Kuzey Kıbrıs'ta Hizmet Sendikası (Hizmet-Sen), Din İşleri Dairesi'ne bağlı bir kurum olan Komisyon'un dini eğitim verebilme yetkisinin laiklik ilkesine aykırı olduğu öne sürdü.
Sendika konuyu Anayasa Mahkemesi'ne götürdü.
Oy çokluğuyla alınan kararı, Mahkeme Başkanı Narin Ferdi Şefik yazılı bir açıklamayla kamuoyuna duyurdu:
"Laik bir Cumhuriyetin varlığı için, ülkede din hürriyeti bulunması ve ayrıca din ve devlet işlerinin birbirlerinden ayrı olması gerekir.
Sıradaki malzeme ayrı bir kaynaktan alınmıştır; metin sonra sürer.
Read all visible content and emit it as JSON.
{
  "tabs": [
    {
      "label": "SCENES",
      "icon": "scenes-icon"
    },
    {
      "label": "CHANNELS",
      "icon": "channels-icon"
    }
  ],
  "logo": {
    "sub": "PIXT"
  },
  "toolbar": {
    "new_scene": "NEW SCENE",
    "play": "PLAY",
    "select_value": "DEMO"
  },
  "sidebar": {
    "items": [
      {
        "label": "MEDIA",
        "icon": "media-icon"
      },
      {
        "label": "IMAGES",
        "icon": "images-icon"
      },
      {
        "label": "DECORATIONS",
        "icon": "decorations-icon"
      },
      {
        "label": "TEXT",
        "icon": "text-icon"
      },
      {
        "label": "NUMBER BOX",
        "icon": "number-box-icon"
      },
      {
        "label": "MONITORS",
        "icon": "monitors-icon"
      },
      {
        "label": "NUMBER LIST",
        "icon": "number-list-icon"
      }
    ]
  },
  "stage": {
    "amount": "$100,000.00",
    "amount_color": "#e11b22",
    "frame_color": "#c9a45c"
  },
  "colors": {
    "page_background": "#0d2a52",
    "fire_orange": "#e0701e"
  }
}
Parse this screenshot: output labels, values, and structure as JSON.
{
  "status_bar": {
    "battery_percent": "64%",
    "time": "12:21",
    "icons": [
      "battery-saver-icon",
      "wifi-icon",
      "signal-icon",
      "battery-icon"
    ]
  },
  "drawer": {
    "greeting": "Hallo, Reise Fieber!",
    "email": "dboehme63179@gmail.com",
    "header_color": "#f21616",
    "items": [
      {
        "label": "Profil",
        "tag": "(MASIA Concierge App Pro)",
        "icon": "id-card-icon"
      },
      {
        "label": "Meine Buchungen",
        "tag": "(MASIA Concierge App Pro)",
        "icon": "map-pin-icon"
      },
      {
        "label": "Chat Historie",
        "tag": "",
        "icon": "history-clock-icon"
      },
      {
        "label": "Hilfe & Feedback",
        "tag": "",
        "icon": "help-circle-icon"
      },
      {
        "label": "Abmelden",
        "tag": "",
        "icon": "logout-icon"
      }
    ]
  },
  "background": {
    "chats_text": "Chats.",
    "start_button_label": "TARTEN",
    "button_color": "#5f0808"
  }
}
Bu kuralın gereği olarak laik bir devletin dini kurumları devlet fonksiyonları görmemelidir. Aynı şekilde devlet kurumları da din fonksiyonlarını ifa etmemelidir."
Kararda, Din İşleri Dairesi'nin, anayasal bir kurum statüsünde olduğu hatırlatıldı. Bu nedenle, Din İşleri Dairesi'ne bağlı Din İşleri Komisyonu'nun dini eğitimleri düzenleyemeyeceği belirtildi.
Bu kararla birlikte Kuzey Kıbrıs'ta Kur'an kurslarının faaliyetleri durduruldu.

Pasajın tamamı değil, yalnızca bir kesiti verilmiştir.